I also discovered that if you speak to the elderly woman on the porch across from the garden you will hear her name (Miss Rosie is what everyone calls me, child). She will tell you how she watches your garden for you so "those bad hoodlum children" don't steal you blind. And she will bless you with a smile of such delight when you tell her that's okay, you can't eat it all anyway. And you remember to drop a basket of veggies off to her every few days since she can't get across the street "the way I used to and all the boys would be whistling."
I learned that gardening can bring love from the earth straight into your home. My lover and I would pick peppers, onions, peas, tomatoes (the ones we could reach... the ones in the middle of the Tomato Jungle From Hell were left for the birds who seemed to love them very much) and other treats to take them home to cook up in our version of ratatouille. We discovered alota lot about each other in those days of gardening.

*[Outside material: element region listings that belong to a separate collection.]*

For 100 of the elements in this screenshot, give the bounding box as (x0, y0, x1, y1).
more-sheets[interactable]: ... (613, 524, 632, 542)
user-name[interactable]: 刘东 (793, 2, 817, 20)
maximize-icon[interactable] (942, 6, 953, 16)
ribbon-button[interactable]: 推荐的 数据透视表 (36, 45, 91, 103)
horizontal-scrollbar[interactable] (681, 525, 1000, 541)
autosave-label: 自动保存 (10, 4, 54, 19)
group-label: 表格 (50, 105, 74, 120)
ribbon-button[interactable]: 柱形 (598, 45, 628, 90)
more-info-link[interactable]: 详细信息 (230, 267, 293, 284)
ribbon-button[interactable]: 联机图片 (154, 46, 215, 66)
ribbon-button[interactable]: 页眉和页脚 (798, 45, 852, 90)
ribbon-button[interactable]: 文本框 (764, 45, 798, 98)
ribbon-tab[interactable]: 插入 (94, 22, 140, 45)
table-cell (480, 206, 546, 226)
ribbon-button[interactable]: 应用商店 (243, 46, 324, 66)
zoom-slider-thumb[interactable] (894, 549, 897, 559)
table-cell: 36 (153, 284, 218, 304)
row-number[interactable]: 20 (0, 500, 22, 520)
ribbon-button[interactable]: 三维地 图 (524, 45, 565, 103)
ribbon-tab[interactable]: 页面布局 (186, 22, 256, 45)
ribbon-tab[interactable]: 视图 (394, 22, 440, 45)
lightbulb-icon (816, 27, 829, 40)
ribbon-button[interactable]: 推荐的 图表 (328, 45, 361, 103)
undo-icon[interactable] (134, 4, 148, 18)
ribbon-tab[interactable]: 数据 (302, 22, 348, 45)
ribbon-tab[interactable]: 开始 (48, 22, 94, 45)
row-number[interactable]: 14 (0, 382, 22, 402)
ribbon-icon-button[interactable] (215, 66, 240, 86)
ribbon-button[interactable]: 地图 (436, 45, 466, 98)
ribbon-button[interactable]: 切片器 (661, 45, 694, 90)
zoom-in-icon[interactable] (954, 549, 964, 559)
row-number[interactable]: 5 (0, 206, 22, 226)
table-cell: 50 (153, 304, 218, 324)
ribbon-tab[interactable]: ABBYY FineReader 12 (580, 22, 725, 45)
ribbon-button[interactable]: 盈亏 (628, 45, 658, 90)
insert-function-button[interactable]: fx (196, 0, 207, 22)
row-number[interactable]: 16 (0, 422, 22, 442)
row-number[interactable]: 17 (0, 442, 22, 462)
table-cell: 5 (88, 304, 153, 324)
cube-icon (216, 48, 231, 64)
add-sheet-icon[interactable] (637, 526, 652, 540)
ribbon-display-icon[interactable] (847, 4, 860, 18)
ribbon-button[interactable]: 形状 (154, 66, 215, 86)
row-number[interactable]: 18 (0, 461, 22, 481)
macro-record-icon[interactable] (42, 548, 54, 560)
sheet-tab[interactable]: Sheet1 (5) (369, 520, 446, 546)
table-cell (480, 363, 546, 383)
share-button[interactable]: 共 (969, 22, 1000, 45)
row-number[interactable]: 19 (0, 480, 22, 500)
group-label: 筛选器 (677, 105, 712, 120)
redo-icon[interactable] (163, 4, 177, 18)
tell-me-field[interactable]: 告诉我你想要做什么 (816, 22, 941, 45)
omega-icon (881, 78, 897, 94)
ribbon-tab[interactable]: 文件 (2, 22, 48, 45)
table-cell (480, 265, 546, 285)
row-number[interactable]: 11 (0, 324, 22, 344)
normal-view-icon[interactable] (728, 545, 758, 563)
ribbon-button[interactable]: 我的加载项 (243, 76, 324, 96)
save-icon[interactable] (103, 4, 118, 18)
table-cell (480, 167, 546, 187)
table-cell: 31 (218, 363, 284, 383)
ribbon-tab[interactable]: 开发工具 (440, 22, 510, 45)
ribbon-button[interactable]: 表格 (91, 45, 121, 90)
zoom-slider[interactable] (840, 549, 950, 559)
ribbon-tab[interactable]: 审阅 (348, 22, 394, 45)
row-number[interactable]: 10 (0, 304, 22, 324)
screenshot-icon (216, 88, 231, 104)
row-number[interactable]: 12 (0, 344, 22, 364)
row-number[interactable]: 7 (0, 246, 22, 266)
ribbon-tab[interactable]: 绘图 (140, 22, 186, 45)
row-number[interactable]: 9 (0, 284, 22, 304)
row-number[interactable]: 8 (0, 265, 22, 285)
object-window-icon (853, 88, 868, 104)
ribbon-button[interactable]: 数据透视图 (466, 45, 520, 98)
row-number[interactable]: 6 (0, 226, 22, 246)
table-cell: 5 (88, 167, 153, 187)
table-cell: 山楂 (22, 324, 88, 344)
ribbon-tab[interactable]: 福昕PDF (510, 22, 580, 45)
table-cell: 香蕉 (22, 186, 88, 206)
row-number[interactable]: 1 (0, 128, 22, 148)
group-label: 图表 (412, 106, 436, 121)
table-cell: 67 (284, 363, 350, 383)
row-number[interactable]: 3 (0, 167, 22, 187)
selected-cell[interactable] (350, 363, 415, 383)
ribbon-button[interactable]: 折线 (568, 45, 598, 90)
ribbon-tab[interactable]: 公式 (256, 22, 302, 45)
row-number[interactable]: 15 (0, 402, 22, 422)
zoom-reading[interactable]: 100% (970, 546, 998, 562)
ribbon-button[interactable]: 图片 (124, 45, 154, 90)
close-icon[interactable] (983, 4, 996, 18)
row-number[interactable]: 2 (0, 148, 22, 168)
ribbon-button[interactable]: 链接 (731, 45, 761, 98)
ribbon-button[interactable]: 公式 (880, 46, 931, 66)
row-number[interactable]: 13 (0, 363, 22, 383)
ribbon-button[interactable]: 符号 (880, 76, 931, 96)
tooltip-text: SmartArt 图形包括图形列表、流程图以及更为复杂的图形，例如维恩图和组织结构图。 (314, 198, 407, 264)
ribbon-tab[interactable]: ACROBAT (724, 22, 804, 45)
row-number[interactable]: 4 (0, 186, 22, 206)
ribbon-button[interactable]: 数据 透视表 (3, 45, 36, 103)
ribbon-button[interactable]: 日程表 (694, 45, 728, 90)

I had to leave that garden behind before my okra was ready to pick. Luckily a good friend promised to tend my garden and eat my okra. Still, it would have been nice to see the okra growing. It has a lovely purple flower that was such a surprise to me. You wouldn't expect such an ugly produce to come from such a delicate thing. But there is a magic in that as well. Sometimes what we see as ugly just needs to be looked at in a different way.

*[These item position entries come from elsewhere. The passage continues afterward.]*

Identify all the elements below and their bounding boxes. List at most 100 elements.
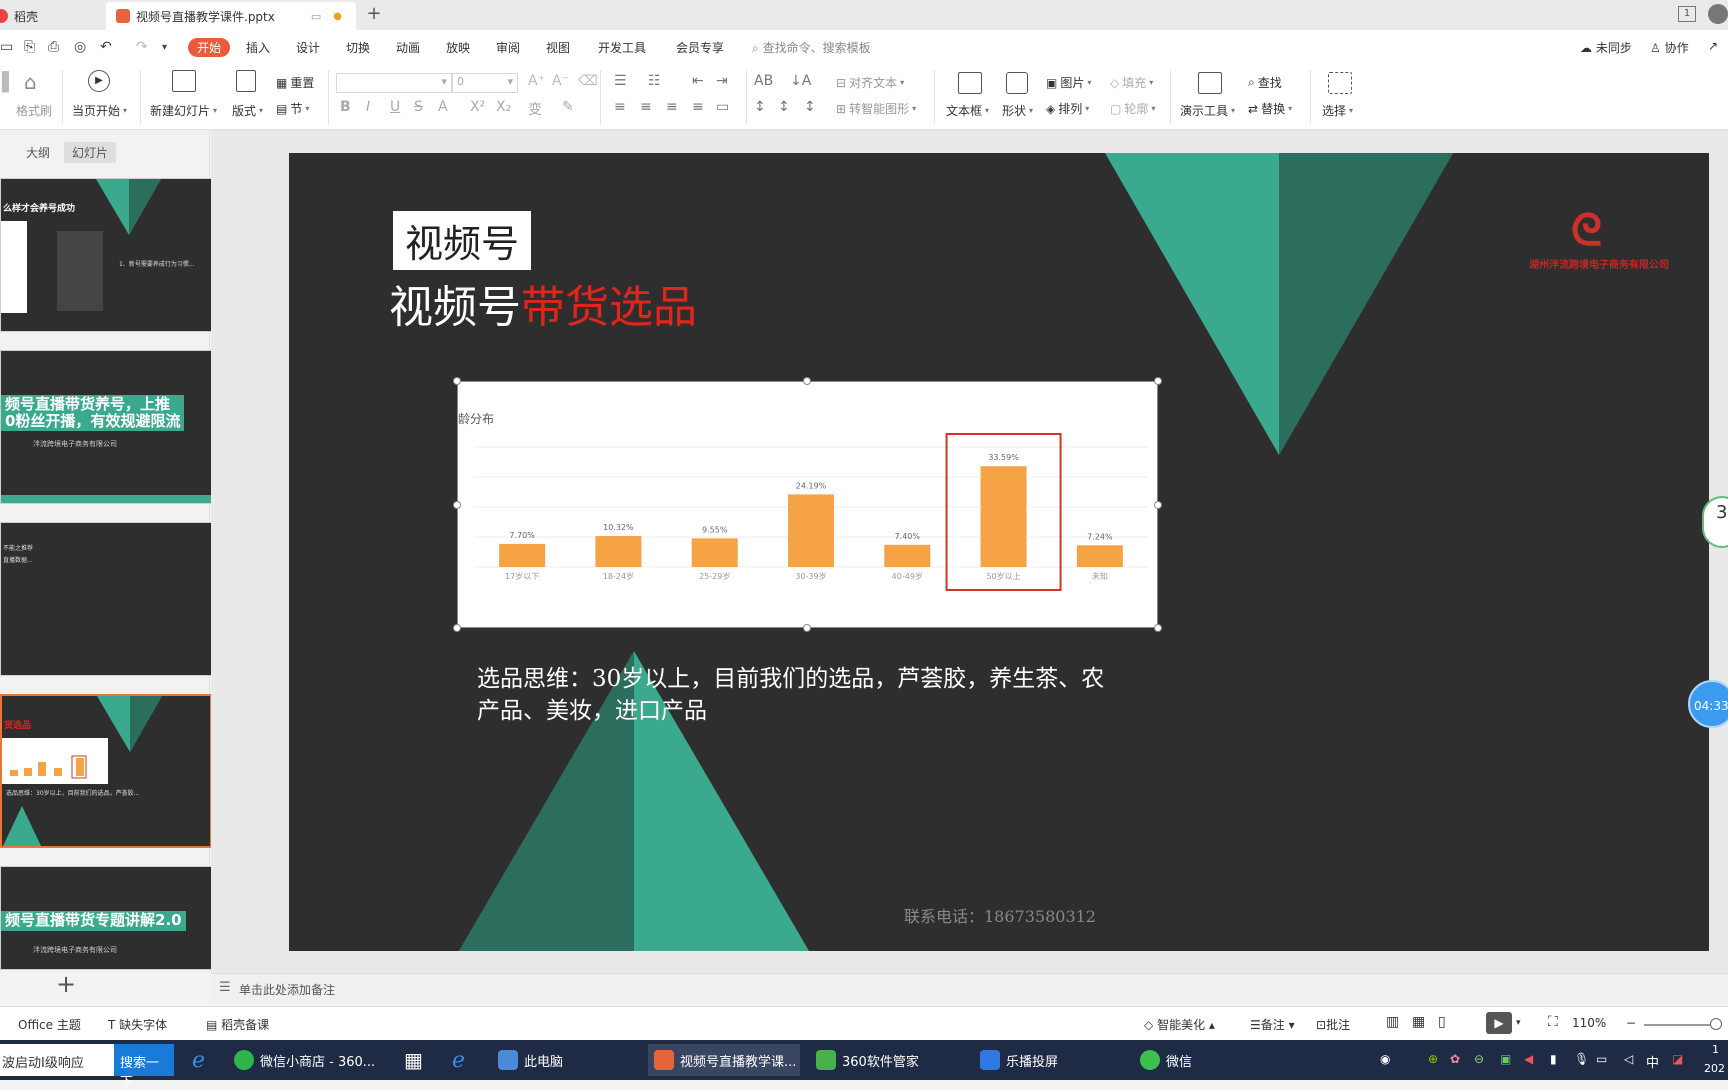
play-from-current-button[interactable]: 当页开始 ▾: [72, 102, 127, 119]
zoom-out-icon[interactable]: −: [1626, 1016, 1636, 1030]
notes-pane[interactable]: ☰ 单击此处添加备注: [211, 973, 1728, 1003]
user-avatar[interactable]: [1708, 4, 1728, 24]
resize-handle[interactable]: [1154, 377, 1162, 385]
taskbar-app-wechat[interactable]: 微信: [1134, 1044, 1198, 1076]
menu-developer[interactable]: 开发工具: [598, 39, 646, 56]
add-slide-button[interactable]: +: [56, 970, 76, 998]
replace-button[interactable]: ⇄ 替换 ▾: [1248, 100, 1292, 117]
taskbar-app-wps[interactable]: 视频号直播教学课...: [648, 1044, 800, 1076]
slide-thumbnail-selected[interactable]: 货选品 选品思维：30岁以上，目前我们的选品，芦荟胶...: [0, 694, 212, 848]
docer-lesson-button[interactable]: ▤ 稻壳备课: [206, 1016, 269, 1033]
shape-button[interactable]: 形状 ▾: [1002, 102, 1033, 119]
resize-handle[interactable]: [453, 377, 461, 385]
chart-image[interactable]: 龄分布 7.70% 17岁以下 10.32% 18-24岁 9.55% 25-29岁 24.…: [457, 381, 1158, 628]
sort-icon[interactable]: ↓A: [790, 73, 811, 89]
new-tab-button[interactable]: +: [366, 3, 382, 24]
taskbar-app-lebo[interactable]: 乐播投屏: [974, 1044, 1064, 1076]
reading-view-icon[interactable]: ▯: [1438, 1014, 1446, 1030]
clock-time[interactable]: 1: [1712, 1043, 1719, 1056]
theme-name[interactable]: Office 主题: [18, 1016, 81, 1033]
normal-view-icon[interactable]: ▥: [1386, 1014, 1399, 1030]
tab-docer[interactable]: 稻壳: [0, 2, 96, 30]
bold-icon[interactable]: B: [340, 99, 351, 115]
menu-animation[interactable]: 动画: [396, 39, 420, 56]
shrink-font-icon[interactable]: A⁻: [552, 73, 569, 89]
select-button[interactable]: 选择 ▾: [1322, 102, 1353, 119]
command-search[interactable]: ⌕ 查找命令、搜索模板: [752, 39, 871, 56]
wifi-tray-icon[interactable]: ▭: [1596, 1052, 1607, 1066]
phonetic-icon[interactable]: 变: [528, 99, 542, 119]
play-slideshow-icon[interactable]: ▶: [1486, 1012, 1512, 1034]
column-icon[interactable]: ↕: [804, 99, 816, 115]
menu-member[interactable]: 会员专享: [676, 39, 724, 56]
fill-button[interactable]: ◇ 填充 ▾: [1110, 74, 1153, 91]
security-tray-icon[interactable]: ⊖: [1474, 1052, 1484, 1066]
align-text-button[interactable]: ⊟ 对齐文本 ▾: [836, 74, 904, 91]
edge-browser-icon[interactable]: ℯ: [446, 1044, 471, 1076]
numbered-list-icon[interactable]: ☷: [648, 73, 661, 89]
window-layout-button[interactable]: 1: [1678, 6, 1696, 22]
slide-thumbnail[interactable]: 不能之推荐 直播数据...: [0, 522, 212, 676]
print-icon[interactable]: ⎙: [48, 39, 59, 55]
slide-title[interactable]: 视频号带货选品: [389, 271, 697, 335]
tab-window-icon[interactable]: ▭: [311, 10, 321, 23]
taskbar-app-360-manager[interactable]: 360软件管家: [810, 1044, 925, 1076]
slide-thumbnail[interactable]: 频号直播带货专题讲解2.0 泮流跨境电子商务有限公司: [0, 866, 212, 970]
calculator-icon[interactable]: ▦: [398, 1044, 429, 1076]
new-slide-button[interactable]: 新建幻灯片 ▾: [150, 102, 217, 119]
menu-view[interactable]: 视图: [546, 39, 570, 56]
share-icon[interactable]: ↗: [1708, 39, 1718, 53]
resize-handle[interactable]: [803, 624, 811, 632]
missing-font-button[interactable]: T 缺失字体: [108, 1016, 167, 1033]
nvidia-tray-icon[interactable]: ▣: [1500, 1052, 1511, 1066]
clock-date[interactable]: 202: [1704, 1062, 1725, 1075]
find-button[interactable]: ⌕ 查找: [1248, 74, 1282, 91]
plus-tray-icon[interactable]: ⊕: [1428, 1052, 1438, 1066]
tab-slides[interactable]: 幻灯片: [64, 142, 117, 163]
slide-tag-label[interactable]: 视频号: [393, 211, 532, 270]
notes-toggle-button[interactable]: ☰备注 ▾: [1250, 1016, 1295, 1033]
fit-window-icon[interactable]: ⛶: [1548, 1014, 1558, 1030]
subscript-icon[interactable]: X₂: [496, 99, 511, 115]
superscript-icon[interactable]: X²: [470, 99, 485, 115]
taskbar-search-button[interactable]: 搜索一下: [114, 1044, 174, 1090]
network-tray-icon[interactable]: ◉: [1380, 1052, 1390, 1066]
sync-status[interactable]: ☁ 未同步: [1580, 39, 1632, 56]
flower-tray-icon[interactable]: ✿: [1450, 1052, 1460, 1066]
textbox-button[interactable]: 文本框 ▾: [946, 102, 989, 119]
save-icon[interactable]: ▭: [0, 39, 13, 55]
slide-thumbnail[interactable]: 么样才会养号成功 1、新号需要养成行为习惯...: [0, 178, 212, 332]
distribute-icon[interactable]: ▭: [716, 99, 729, 115]
align-left-icon[interactable]: ≡: [614, 99, 626, 115]
menu-slideshow[interactable]: 放映: [446, 39, 470, 56]
slide-sorter-icon[interactable]: ▦: [1412, 1014, 1425, 1030]
menu-review[interactable]: 审阅: [496, 39, 520, 56]
zoom-level[interactable]: 110%: [1572, 1016, 1606, 1030]
align-right-icon[interactable]: ≡: [666, 99, 678, 115]
line-spacing-icon[interactable]: ↕: [754, 99, 766, 115]
resize-handle[interactable]: [1154, 501, 1162, 509]
floating-widget[interactable]: 3: [1702, 496, 1728, 548]
picture-button[interactable]: ▣ 图片 ▾: [1046, 74, 1091, 91]
smart-beautify-button[interactable]: ◇ 智能美化 ▴: [1144, 1016, 1215, 1033]
speaker-red-tray-icon[interactable]: ◀: [1524, 1052, 1533, 1066]
to-smartart-button[interactable]: ⊞ 转智能图形 ▾: [836, 100, 916, 117]
resize-handle[interactable]: [1154, 624, 1162, 632]
redo-icon[interactable]: ↷: [136, 39, 148, 55]
align-center-icon[interactable]: ≡: [640, 99, 652, 115]
taskbar-app-this-pc[interactable]: 此电脑: [492, 1044, 569, 1076]
arrange-button[interactable]: ◈ 排列 ▾: [1046, 100, 1089, 117]
italic-icon[interactable]: I: [366, 99, 370, 115]
paste-icon[interactable]: ▌: [2, 72, 16, 93]
menu-design[interactable]: 设计: [296, 39, 320, 56]
underline-icon[interactable]: U: [390, 99, 400, 115]
text-direction-icon[interactable]: AB: [754, 73, 773, 89]
shield-tray-icon[interactable]: ▮: [1550, 1052, 1557, 1066]
outline-button[interactable]: ▢ 轮廓 ▾: [1110, 100, 1155, 117]
preview-icon[interactable]: ◎: [74, 39, 86, 55]
font-color-icon[interactable]: A: [438, 99, 448, 115]
contact-phone[interactable]: 联系电话：18673580312: [904, 903, 1096, 927]
resize-handle[interactable]: [453, 501, 461, 509]
tab-document[interactable]: 视频号直播教学课件.pptx ▭ ●: [106, 2, 356, 30]
layout-button[interactable]: 版式 ▾: [232, 102, 263, 119]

I am gardening again here in Denver, Colorado. Another urban garden project that is 10' x 10'. I know I won't do as many tomatoes, but what I will plant remains a mystery to me. I guess I will go stand in the middle of the soft tilled earth and listen. For the earth will speak to me about what it wants grown there. It will whisper of tomatoes and okra and peppers and squash. I will take a piece of paper and map it all out. Then I will smile as I crumple that paper up. I never follow a plan. My gardens lead me into new places. I wonder where this one will lead me.
Guess it is time to take up the hoe and the shovel. I'll grab the dog to walk the three blocks to my little piece of dirt. If you don't think you are a gardener, maybe you are just like me and need to make mistakes and learn to love them as I did. I wish you joy and growth on your path. Don't forget that sometimes planting too many tomatoes is good for the birds, even if your neighbors giggle at you.